One of the great complaints about Michigan football as conceived under Lloyd Carr was its distinct funereal air. I was a Carr proponent in many things, but at times it seemed like he barely tolerated the fandom that paid his salary.
This on display most obviously when it came to the spring "game," which Carr canceled a couple times due to stadium construction and downplayed at all other times. Never in its history was it, like, an event, and that seemed like a missed opportunity to have some fun. You know… "fun"? Ah, hell, forget it.
Rodriguez likes fun:
In hopes of enhancing Michigan’s annual spring football game, the athletic department will offer additional activities this year, including a flag football game featuring former U-M players.
The hour-long event, scheduled to start at 10 a.m. April 11 at Michigan Stadium, will feature former U-M head coach Gary Moeller coaching the maize squad and longtime assistant Jerry Hanlon coaching the blue team.
On Friday, the athletic department announced that fans will be able to tour the Michigan locker room and take photos from 8-10 a.m.
The cheerleaders and the band will be involved last year, unlike previous ones.
Rodriguez wants to break the all-time attendance record for the spring game. This is going to take some doing. Some showmanship. And so forth and so on. Even attempting such a thing will transform the Spring Game from a sleepy thing attended mostly by diehards into something that fosters a connection with the program. I am enthused and grateful for this sort of thing.
HOWEVA, an email:
I just happened to catch Rich Rodriguez at UMDM on the live video at www.umdm.org. He mentioned this: (allow me some room for error, I don't have a recording)
"We want to make the Big House the most electric atmosphere in the nation. We're obviously gonna keep the band involved, and we're gonna try and play a little music, do a few new things with the scoreboard and stuff like that."

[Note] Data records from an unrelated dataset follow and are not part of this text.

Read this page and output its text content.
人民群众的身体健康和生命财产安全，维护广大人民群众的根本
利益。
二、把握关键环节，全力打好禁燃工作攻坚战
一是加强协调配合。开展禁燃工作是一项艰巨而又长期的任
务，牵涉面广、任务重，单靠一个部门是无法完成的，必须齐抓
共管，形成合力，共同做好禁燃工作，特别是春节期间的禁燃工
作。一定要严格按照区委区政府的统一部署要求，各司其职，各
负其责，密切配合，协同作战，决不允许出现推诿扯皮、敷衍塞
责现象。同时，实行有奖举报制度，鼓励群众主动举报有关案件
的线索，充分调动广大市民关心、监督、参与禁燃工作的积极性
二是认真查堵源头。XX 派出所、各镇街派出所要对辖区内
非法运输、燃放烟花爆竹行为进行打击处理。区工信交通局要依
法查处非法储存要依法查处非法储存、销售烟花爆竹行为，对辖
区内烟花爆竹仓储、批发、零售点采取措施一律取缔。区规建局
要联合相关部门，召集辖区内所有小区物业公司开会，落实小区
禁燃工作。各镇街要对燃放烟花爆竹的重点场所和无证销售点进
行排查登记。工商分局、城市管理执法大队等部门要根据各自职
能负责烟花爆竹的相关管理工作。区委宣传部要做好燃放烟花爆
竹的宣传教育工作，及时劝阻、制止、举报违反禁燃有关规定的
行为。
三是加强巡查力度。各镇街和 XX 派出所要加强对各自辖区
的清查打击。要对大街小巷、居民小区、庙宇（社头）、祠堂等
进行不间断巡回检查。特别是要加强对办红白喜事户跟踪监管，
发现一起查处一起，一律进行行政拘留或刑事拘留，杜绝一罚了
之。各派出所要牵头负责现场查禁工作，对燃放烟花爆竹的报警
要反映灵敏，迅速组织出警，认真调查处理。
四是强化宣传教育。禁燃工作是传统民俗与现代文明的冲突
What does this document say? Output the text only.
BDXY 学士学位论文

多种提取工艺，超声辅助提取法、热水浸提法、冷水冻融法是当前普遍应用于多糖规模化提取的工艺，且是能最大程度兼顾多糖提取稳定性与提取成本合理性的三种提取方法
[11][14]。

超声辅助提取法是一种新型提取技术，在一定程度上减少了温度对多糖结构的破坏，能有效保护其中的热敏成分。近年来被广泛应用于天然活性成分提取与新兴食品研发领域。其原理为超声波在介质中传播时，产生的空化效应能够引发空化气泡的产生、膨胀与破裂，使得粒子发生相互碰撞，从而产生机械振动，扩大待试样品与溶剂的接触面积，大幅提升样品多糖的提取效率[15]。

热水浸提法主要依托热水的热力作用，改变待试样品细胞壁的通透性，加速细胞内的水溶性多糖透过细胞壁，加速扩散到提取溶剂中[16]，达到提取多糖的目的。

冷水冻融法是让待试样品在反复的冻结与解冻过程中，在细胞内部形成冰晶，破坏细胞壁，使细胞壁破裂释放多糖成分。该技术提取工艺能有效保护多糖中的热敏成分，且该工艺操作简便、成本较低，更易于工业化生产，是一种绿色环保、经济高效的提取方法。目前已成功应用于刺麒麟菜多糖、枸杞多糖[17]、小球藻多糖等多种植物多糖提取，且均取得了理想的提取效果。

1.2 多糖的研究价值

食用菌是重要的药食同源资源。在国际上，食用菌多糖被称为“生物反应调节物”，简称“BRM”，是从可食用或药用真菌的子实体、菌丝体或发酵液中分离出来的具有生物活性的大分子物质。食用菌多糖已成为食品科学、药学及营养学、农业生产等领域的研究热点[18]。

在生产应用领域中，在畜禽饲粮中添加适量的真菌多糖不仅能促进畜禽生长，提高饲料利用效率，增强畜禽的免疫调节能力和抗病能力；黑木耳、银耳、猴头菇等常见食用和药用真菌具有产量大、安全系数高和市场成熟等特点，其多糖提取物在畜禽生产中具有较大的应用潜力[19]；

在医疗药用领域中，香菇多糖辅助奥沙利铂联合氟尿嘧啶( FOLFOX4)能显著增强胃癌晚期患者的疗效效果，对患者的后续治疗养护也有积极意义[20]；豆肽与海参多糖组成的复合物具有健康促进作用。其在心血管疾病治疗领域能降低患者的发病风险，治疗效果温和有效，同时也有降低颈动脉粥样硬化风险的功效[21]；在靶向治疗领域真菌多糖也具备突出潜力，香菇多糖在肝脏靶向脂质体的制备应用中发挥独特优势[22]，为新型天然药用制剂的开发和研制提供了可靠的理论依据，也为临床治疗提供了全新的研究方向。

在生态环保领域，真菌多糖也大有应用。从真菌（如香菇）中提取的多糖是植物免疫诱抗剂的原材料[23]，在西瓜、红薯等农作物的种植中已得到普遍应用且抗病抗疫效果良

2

Feel free to interpret that as you will, but I'm worried about a little sparty creeping into the Big House...
Yikes. This is the flip side of that coin. It's not easy to protest this sort of thing without emitting a "get off my lawn, kids(!)" air, but: dude, seriously, get off the lawn you hippies.
An attempt: one of the most powerful things that forges a fan community is the shared culture that naturally arises when you can say things like "one second left against Penn State" and know that the person you're talking to is thinking and feeling the exact same thing you are. It sets the group apart. This apart-ness is fundamental to the passion sports fans experience: it's us and them, and the more us our us is and the more them their them is, the more important the thing beneath us seems.
Michigan has a lot of culture. That, fundamentally, is its main asset. From that culture flows the passion, and from that passion flows the money. Part of that culture is a public address announcer who embodies neutral gravitas. Part of it is the lack of advertising in the stadium. And part of that is the way the game is presented inside the stadium, with no "NoISe!!!" signs or plastic chariots or electromagic Spartys with frickin' eye lasers.
I like it like that. I like my church with incense and deceased Jesus, my Christmas carols by Bing Crosby, and my Michigan Stadium without frickin' eye lasers.
It's safe to say I'm torn about what's going on here. I'd like it if the spring game was a game. And if it was worth going to. But that's not worth making Michigan Stadium chintzy. Any stadium experience revamp should be made with Michigan's existing culture in mind.
For example: Michigan debuted a hype video for the first time ever this year. It was fine. I thought it was pretty good. But it could have been a hype video for just about any school that had so few offensive seniors it had to drag Mike Massey into things. It would have been much better if it had taken some Michigan themes and integrated them. One such change: instead of "I am Michigan," or whatever, have people say "the team." There: done. Bo invoked, Michigan-specific, hurray.
Go ahead and change things, but please have a delicate hand. Let's not rush to join the great sweaty mass of brahs all around us. Let's not toss away something unique.